The views from the castle are breathtaking. I'm sure life in the Middle Ages sucked hard, but the views over the Hron river and the valley from the castle might have almost made the grueling life worth it.

 

The majestic view from the castle of the Hron river and valley below.


A glimpse of the small village behind/below the castle, Šášovské Podhradie.

Šášovské Podhradie, obscured by trees here, is the village that's nestled in the ravine that winds behind the castle.
 
Now, this is a fairly rough, exposed, untouched, unrestored ruin. Some kind of restoration work on the castle is currently underway (on our way up, we were passed by a crew of workers heading down the trail), though I don't know whether they're just tidying it up to make it more accessible, or if there is some grander plan. But this is not the kind of castle ruin like, say, Fiľakovo or Šomoška, where you have at least one fully reconstructed bastion with a museum and/or rooms with display cases, and wooden steps, ramps, and platforms taking you to different levels or areas, with ample parking down below.
 


 

 This is more like a smaller, harder-to-access Divín, or Pajštún, i.e., much rougher, wilder, rockier, and more exposed, and, while not treacherous, per se, there are some areas where you need to watch your step. There are no railings or nets to keep you from falling off of ledges or out of windows, and no wood steps or ramps to make reaching different levels easier. Parking is basically limited to a few spots on the street at the trail entrance. If you look at photos of the castle online from several years ago and earlier, the pictures often featured a herd of goats wandering the premises.
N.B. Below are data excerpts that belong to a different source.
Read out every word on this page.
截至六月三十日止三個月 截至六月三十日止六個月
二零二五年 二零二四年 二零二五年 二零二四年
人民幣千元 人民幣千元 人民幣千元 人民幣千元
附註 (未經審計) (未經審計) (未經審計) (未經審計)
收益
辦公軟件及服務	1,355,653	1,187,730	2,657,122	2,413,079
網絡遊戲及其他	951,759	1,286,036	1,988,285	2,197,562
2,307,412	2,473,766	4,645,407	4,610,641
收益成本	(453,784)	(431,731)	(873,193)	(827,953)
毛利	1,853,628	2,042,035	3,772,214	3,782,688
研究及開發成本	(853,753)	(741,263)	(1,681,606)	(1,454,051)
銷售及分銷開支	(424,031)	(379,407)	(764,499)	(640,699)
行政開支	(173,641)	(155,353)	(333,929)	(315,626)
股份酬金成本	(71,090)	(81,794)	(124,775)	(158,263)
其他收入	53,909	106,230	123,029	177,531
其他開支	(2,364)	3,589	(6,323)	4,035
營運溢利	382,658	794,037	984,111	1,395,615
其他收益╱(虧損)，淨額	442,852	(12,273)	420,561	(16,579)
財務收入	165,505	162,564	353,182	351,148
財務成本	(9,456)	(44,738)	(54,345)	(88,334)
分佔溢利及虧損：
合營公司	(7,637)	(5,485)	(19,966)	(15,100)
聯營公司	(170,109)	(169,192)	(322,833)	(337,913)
The goats seem to be gone (and a rickety wooden gate would now keep them out of the castle itself), but it's nevertheless a quiet place which you might even have to yourself, as we did.



DJ Simon with his headphones. We have no idea why he brought them along; sometimes he just likes wearing them even when not hooked up to anything.

 There is, however, a bastion at one end with a couple of locked wooden doors, which are newish but have a vaguely medieval appearance to them, and a tower at the other end with more doors. One was unlocked, so we took a peek inside to find a large, dank room containing stacks of scaffolding materials. You can see janky-looking scaffolding here and there along the walls of the ruin, along with occasional piles of stones and things under tarps. I don't know if they've got plans to make rooms in these towers that visitors can enter, or if they're just being used to store and lock up construction materials. 

 

 

On the way back, located near where the trail begins at the top of the hill, we noticed a small portal into the hillside with a sign saying "Do not enter." An informational poster says this was a tunnel used as the castle's underground refrigerator for storing meat, wine, and other perishables. The sign said that in winter, they would break off chunks of ice from the Hron river down below and use them in this refrigerator/cave to keep things cool.


The subterranean cellar that was used as a refrigerator.



It's really hard to get a good shot of this castle from a moving vehicle.

I've mentioned before that the list of Slovakia's castles and castle ruins is probably about as long as the phone book, and there are still a ton of them that I've never seen but would like to visit. I'm happy to be able to check this one off the list, especially since I've ridden past it so many times. It was absolutely worth it.